There is, of course, no easy way. It all eventully comes down to avid but critical reading. The more you read, the more readily you will distinguish dreck from brilliance. You will see dialogue that operates on multiple levels, dialogue which makes an emotional connection with the reader, dialogue that turns the course of the story. You will see dialogue used as a clumsy substitute for unobtrusive, timely exposition, you'll see dialogue that could have been better served with a quick sentence of narrative, you'll see flat attempts to make speech patterns expose quirky character traits.
You should definitely enrich you internal dictionary. There is endless amount of possible variants how to replace such boring words as say, tell, and ask. Just exert a little bit more efforts!
The later Spenser books by Robert Parker are beautiful examples of dialogue honed to a razor's edge. The first Spenser novels, written in the 70s, were verbose and dense. As Parker - and his readers - became more and more comfortable and familiar with the characters and their habits, though, he pared them down until he could tell a taut, satisfying story in a couple of hundred pages that could be read in a couple of hours.
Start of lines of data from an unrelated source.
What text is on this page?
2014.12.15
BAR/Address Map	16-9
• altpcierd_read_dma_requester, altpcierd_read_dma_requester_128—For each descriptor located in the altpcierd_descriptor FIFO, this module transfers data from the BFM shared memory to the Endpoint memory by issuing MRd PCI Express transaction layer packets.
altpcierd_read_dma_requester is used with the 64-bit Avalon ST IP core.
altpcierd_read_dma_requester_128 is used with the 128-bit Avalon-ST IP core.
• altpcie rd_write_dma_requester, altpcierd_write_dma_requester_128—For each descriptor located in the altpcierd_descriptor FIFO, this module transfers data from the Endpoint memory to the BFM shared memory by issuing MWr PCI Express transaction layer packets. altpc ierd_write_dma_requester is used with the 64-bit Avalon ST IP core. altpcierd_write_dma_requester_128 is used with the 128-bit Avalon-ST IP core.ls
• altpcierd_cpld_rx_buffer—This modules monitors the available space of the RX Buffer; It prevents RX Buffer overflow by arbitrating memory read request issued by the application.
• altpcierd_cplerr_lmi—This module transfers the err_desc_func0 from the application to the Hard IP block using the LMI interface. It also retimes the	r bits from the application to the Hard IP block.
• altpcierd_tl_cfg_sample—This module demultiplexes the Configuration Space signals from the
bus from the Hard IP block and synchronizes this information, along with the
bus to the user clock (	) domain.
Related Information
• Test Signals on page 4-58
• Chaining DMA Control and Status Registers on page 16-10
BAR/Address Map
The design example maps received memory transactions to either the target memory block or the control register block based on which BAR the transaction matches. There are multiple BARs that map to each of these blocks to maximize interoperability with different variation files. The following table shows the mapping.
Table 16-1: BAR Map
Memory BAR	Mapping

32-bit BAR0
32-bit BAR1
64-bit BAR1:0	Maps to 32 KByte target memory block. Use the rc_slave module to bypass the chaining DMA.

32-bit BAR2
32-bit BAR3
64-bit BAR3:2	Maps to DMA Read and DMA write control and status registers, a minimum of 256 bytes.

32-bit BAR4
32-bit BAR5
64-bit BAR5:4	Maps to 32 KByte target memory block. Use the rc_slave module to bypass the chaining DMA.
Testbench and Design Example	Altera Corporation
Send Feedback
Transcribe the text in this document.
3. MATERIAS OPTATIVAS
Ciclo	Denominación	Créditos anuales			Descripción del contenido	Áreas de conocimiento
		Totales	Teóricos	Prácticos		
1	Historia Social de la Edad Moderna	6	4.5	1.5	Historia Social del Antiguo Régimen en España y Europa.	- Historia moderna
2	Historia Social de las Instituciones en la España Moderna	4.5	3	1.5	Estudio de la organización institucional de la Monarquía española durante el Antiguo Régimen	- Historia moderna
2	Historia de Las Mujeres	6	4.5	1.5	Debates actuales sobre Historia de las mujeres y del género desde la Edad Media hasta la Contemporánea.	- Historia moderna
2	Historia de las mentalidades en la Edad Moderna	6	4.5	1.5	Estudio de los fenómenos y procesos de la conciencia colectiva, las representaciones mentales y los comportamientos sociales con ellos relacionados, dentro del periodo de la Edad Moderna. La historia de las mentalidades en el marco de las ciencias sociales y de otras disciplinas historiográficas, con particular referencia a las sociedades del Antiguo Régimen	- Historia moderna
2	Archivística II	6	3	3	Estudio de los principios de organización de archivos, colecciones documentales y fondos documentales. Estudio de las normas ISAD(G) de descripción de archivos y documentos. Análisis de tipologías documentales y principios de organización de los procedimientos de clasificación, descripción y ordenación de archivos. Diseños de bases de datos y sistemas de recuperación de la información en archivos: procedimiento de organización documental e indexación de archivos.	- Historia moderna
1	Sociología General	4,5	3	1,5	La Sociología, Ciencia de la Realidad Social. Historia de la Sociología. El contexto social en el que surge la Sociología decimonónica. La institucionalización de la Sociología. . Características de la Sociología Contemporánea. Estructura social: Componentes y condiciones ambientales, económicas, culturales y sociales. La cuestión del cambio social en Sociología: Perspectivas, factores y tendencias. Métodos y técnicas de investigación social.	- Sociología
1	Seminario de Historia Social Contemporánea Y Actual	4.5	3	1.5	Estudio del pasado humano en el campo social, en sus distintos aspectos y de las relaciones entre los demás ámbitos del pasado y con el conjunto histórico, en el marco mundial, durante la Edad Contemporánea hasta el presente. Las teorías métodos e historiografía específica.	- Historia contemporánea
Well, to use OP's example: "Blah blah blah", she says. "Blah blah blah", he says. "Blah blah blah" "Blah blah blah", he replies, scratching his head. "Blah blah blah", she answers, patting his shoulder. "Blah blah blah". "Blah blah blah", she yells, followed by a giggle. As I have done above, sometimes cut the added stuff. We know that these two characters are the only one there, so you don't have to show which is talking until one does something important, one leaves or a third party comes in.